[gdal-dev] RE: GDAL trunk compilation broken by r19335 / minizip / libkml

Harsh Govind harsh.govind at spadac.com
Wed Apr 7 18:35:17 EDT 2010

My first commit and build failure. :( Sorry team. I have reverted my changes to GDALmake.opt.in so the build should be fixed. Is there a way to sign up for these build results so as to get an email if your commit breaks the build? I am going to setup an automated build system on windows to cont. build and do some basic testing.

Thanks for letting me know. I think the KMLSUPEROVERLAY should be added as a OPT_GDAL_FORMATS so it is configurable and user can specify minizip inc/lib. Being a windows guy I could definitely use some help on that side. It will still leave some of the problems you have described. I will do some more research into this problem and possible solutions..

Harsh Govind
From: Even Rouault [even.rouault at mines-paris.org]
Sent: Wednesday, April 07, 2010 03:36 PM
To: Harsh Govind
Cc: rush at winkey.org; frankie at debian.org; Frank Warmerdam; gdal-dev at lists.osgeo.org
Subject: GDAL trunk compilation broken by r19335 / minizip / libkml


The telascience (Linux) slavebot fails building latest trunk with :

kmlsuperoverlaydataset.cpp:12:17: error: zip.h: No such file or directory
kmlsuperoverlaydataset.cpp: In function 'bool

Full log here :

I guess this is because the new driver has a dependency to minizip ? For the
time being, it should probably be removed from GDALmake.opt.in to avoid build

For the long term solution, I'm not sure what the best option is. In the past,
I had 'imported' the unzip part of minizip in GDAL port subdirectory to add
support for a /vsizip virtual file system. To avoid issues for applications
that would link both GDAL and minizip (see (1)), I had renamed the symbols of
the imported files with cpl_ prefix. I choosed this because as far as I
remember, minizip didn't come as a nicely & standard packaged library (it was
some tool/demonstration code living in the contrib directory from the 'zip'
project) and so it didn't seem practical to add support for its detection
in ./configure (see (2)). Perhaps this has changed now and minizip is a more
standard library dependency. A bit of googling shows
which reveals that the issue still seems up-to-date. Fedora has apparently
minizip packaged as a library, but Debian not.

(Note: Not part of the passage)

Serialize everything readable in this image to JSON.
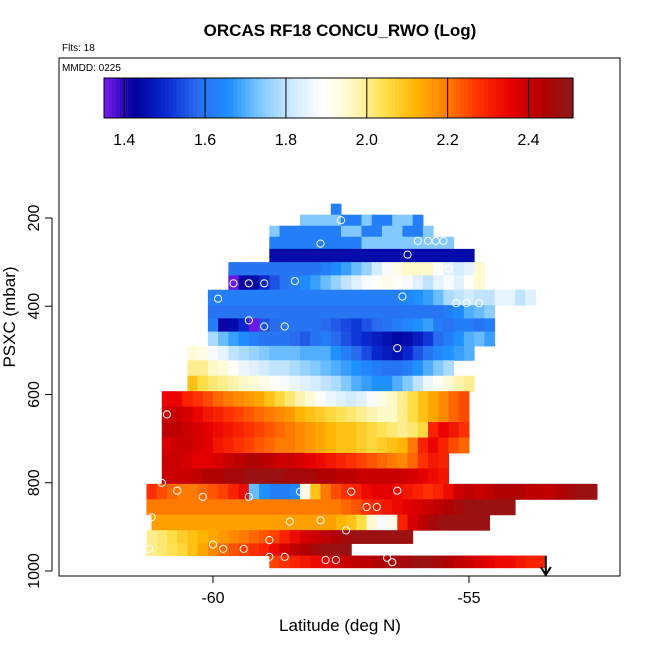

The issue with minizip will also arise with the new KML driver that Brian Case
is developping that uses libkml, and minizip is a dependency of libkml. I'm
not sure how libkml is supposed to be packaged : are minizip symbols
statically linked in libkml (if it is the case, are the minizip symbols
exported in the windows/linux builds ?) or is minizip a dependency as a
shared library ?

Actually, another bit of googling shows that Debian has packaged libkml
(http://packages.debian.org/squeeze/libkml0) and that a libminizip.so is part
of the package. But the -dev package doesn't seem to include the headers of
minizip, so it is probably only seen as an internal dependency.

The situation is quite confusing, isn't it ? Any thought anyone on the best
approach to use minizip ?

Best regards,


(1) : This can be a problem. For example some applications use GDAL built with
its internal libtiff (libtiff 4.x based) and also link with the system
libtiff (in most cases still libtiff 3.x), directly or indirectly (for
example GTK+-2.0 links with libtiff). So a guy linking its app with GDAL and
GTK can end up pulling 2 libtiff versions... Because of the ABI changes
between libtiff 3.x and 4.x, this is known to cause crashes on Linux in some
circumstances. We probably want to avoid such situation with minizip in case
various software packages depend on incompatible minizip versions (although
note (2) shows that they've managed to avoid ABI clashes, so this is just a
theoretical problem for now)

(2) : It also enabled me to experiment with adding support for ZIP64
unzipping. Very recently (15 march 2010) upstream zlib has incorporated back
the changes in minizip 1.1 (and in zlib124 package) in a cleaner & backward
compatible way by adding new symbols with 64 prefix. So if latest minizip was
a dependency, we could drop the cpl_minizip files from GDAL source and use
upstream version instead. The ZIP64 issue isn't terribly important to me so
this would certainly not be a show-stopper for moving to another solution
that would only require using the old minizip interfaces. And the
cpl_vsil_gzip.cpp code could certainly be adapted to work with classic or
zip64 symbols according to what is available.